Дело в менталитете народов, думающих на этих языках. Расхожесть (буквально опошление) в них никак не заподозрена на примитив или профанацию, она однозначно расценивается как нечто положительное. Так, популярное произведение искусства и есть удачное, это – касса, спрос, «успех» – окончательный суд. Важно, что даже те особые и не имеющие отношения к собственно искусству приемы (PR, или по-старому клака), помогающие популярности произведения искусства или даже целиком создающие ее, не воспринимаются в этом менталитете чем-то вроде червяка в яблоке – напротив, все ставшее популярным, неважно как, и есть хорошее. «Раскрученность», о которой всегда сообщается открыто – не плохо, а хорошо, не сомнительно, а, наоборот, убедительно. Подобно тому, как стандартные и с наклейками мандарины или яблоки бывают по вкусу хуже иных сортов разномастных, но покупаются лучше – и стало быть лучше. Возможна, в этом менталитете, даже и такая нелепость, как (упоминавшаяся уже) стандартная красавица – самая красивая девушка равно для всех в мире, «мисс мира»: популярность выдвигает свой стандарт, равнозначный идеалу, а индивидуальное, как остающееся в меньшинстве, должно подчиниться как проигравшее. «И понравится ж кому, я и даром не возьму» – не оценивший царевну Иванушка-дурачок проявил тут явный недостаток пошлости (хотя, может, и некоторую вульгарность). Общепризнанное, то есть пошлое, есть правое и победившее.

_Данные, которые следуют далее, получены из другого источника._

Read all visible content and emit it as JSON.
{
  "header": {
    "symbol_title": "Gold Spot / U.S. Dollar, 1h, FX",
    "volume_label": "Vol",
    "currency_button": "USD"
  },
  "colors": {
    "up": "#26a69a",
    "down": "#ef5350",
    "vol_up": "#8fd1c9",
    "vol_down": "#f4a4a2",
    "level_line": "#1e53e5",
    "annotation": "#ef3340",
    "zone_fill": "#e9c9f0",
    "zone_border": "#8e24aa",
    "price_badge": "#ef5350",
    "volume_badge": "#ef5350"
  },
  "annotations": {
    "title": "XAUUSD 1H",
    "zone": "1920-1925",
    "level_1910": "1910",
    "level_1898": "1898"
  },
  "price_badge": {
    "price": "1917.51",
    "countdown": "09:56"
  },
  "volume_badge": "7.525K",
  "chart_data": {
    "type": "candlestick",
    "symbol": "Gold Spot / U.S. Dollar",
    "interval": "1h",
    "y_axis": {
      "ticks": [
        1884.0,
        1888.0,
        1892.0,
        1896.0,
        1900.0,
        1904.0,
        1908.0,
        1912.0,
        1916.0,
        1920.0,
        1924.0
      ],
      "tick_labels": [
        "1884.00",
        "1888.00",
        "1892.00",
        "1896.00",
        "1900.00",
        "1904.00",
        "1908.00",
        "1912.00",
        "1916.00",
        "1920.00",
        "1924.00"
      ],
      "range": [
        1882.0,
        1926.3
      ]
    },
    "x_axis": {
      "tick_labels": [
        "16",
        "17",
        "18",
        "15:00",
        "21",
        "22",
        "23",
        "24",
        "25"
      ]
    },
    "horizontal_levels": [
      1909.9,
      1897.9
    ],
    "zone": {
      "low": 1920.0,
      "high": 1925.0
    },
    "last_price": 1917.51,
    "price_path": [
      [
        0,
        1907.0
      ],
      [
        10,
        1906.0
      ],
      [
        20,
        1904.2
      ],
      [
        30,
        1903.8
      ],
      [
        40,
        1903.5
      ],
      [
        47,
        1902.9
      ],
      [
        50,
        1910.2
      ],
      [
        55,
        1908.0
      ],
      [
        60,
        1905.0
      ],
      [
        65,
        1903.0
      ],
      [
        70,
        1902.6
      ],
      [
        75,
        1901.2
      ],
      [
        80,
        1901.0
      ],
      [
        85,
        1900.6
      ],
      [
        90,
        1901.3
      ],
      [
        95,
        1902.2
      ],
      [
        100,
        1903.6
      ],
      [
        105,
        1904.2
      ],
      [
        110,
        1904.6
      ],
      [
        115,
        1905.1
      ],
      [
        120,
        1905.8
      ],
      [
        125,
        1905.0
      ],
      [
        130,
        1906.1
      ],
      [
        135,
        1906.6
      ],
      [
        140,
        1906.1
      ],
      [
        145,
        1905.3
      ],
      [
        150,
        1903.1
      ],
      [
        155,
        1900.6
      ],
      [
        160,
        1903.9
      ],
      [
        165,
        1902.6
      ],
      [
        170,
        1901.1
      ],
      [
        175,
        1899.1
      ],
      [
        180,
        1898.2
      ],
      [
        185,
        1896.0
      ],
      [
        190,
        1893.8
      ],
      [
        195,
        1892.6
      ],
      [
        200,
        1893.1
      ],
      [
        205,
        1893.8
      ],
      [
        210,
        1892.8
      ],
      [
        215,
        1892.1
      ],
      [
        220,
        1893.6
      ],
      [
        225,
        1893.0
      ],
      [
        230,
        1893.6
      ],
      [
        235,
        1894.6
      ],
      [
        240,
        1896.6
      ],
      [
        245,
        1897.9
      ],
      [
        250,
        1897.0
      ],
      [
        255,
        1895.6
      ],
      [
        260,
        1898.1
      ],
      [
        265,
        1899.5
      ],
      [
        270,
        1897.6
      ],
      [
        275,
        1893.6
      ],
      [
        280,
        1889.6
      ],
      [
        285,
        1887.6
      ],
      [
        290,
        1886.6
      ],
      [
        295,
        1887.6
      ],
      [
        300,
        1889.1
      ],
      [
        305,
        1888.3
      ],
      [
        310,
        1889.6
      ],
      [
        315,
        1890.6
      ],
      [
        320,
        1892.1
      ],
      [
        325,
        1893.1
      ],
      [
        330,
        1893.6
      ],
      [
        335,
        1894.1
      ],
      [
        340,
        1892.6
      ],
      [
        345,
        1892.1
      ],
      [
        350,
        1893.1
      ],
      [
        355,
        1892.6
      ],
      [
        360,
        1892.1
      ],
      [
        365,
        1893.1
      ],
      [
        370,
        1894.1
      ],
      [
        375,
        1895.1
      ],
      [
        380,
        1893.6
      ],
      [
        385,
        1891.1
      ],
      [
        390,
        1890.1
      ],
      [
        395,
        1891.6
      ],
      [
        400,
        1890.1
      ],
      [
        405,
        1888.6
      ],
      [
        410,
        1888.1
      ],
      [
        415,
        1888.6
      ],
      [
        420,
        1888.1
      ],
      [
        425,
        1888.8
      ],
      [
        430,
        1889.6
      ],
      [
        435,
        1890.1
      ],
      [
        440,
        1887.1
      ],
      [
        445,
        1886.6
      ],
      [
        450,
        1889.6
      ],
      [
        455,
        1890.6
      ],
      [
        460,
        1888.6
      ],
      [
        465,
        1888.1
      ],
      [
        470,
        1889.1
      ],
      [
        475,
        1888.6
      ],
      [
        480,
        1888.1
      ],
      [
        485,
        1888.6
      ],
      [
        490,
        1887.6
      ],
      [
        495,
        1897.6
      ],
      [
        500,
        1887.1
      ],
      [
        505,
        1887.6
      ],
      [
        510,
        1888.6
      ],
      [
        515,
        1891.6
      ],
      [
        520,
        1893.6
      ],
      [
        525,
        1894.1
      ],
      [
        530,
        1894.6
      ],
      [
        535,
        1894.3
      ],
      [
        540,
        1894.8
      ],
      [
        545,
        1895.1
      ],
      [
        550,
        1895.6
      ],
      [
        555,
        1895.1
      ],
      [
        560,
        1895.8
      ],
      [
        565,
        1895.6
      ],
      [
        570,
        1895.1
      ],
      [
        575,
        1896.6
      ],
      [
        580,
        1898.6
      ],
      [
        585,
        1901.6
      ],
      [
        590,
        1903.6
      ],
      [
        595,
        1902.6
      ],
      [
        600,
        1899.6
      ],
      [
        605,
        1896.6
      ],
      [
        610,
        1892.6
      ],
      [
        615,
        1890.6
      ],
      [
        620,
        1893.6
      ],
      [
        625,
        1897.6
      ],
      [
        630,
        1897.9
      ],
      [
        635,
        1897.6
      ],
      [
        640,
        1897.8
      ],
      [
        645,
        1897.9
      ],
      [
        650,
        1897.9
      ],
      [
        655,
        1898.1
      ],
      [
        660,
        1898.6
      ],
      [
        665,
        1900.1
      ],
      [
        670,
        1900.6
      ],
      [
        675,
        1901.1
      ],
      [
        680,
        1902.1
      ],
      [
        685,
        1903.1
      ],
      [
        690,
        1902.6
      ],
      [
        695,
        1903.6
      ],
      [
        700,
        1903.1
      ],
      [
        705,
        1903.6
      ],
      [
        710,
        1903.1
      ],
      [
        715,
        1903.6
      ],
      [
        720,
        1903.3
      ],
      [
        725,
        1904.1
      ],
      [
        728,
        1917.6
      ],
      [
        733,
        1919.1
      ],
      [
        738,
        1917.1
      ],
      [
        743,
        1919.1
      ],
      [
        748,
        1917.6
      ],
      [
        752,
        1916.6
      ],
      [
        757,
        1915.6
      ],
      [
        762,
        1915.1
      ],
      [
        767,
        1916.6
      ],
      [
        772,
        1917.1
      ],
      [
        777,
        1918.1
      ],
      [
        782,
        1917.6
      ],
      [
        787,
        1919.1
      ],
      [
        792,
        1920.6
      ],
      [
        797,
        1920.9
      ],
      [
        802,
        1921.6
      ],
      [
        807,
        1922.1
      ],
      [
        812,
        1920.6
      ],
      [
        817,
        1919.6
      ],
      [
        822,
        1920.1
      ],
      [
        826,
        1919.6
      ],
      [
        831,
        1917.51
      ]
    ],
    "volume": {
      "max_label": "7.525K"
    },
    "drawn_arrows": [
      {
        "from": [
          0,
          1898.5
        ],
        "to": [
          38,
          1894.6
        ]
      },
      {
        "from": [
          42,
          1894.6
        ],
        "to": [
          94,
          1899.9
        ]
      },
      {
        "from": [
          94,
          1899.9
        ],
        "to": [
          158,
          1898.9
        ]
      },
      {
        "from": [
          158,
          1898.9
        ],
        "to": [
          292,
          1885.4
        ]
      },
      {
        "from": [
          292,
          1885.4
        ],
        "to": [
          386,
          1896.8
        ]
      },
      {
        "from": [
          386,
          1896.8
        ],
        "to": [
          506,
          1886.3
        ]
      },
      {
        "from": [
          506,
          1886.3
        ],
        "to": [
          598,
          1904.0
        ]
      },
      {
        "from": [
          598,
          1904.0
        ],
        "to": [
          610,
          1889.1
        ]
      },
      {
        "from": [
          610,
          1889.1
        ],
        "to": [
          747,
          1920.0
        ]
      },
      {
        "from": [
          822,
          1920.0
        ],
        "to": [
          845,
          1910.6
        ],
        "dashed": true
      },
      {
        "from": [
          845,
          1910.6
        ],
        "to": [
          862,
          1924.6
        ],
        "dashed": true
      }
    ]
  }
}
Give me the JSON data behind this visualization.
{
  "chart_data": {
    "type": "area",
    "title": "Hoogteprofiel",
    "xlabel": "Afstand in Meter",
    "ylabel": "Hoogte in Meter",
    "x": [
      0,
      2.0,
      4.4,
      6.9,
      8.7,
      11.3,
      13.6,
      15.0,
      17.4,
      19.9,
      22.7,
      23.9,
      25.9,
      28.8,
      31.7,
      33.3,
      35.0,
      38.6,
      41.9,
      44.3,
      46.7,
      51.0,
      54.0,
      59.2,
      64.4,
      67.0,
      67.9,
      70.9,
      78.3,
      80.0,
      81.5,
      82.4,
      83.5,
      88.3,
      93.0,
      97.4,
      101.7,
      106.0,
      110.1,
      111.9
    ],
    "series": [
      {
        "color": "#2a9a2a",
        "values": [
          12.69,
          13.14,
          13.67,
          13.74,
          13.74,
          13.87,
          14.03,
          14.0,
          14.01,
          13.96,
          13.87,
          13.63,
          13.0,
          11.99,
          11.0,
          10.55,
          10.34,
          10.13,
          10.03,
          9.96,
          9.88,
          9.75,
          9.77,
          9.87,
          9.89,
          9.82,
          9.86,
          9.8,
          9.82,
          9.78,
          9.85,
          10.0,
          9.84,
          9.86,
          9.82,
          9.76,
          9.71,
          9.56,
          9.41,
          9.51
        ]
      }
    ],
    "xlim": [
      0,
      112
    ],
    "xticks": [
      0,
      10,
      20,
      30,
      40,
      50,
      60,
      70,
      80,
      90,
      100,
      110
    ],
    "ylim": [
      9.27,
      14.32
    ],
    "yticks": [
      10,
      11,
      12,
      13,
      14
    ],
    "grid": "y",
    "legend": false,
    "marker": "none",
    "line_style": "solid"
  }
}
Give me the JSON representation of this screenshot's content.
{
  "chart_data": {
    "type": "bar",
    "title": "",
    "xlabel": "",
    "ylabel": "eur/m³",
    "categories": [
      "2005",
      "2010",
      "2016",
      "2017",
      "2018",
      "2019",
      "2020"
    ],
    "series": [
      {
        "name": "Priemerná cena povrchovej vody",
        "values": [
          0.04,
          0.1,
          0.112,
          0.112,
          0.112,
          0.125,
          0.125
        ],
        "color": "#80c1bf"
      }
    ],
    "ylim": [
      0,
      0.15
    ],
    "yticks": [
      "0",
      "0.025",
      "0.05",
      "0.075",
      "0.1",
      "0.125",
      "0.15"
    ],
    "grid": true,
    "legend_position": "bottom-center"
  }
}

Как-либо генетически этот коммерческий (торговый) менталитет, надо думать, не обусловлен. На российской почве, хоть и родившей само понятие «пошлость» (расхожесть как признак чего-то дурного), он, увы, прорастает вполне успешно. Вот типичное суждение нового русского пошляка (беру с сайта «Кинопоиск»): «плохое кино это такое, которое не нашло своего зрителя». Там, на этом сайте, некоторые хорошие актеры пожаловались на коммерциализацию, портящую искусство, и в ответ получили кучу подобных комментариев. Понятно, что примеры можно продолжать до бесконечности, но радости это не доставляет.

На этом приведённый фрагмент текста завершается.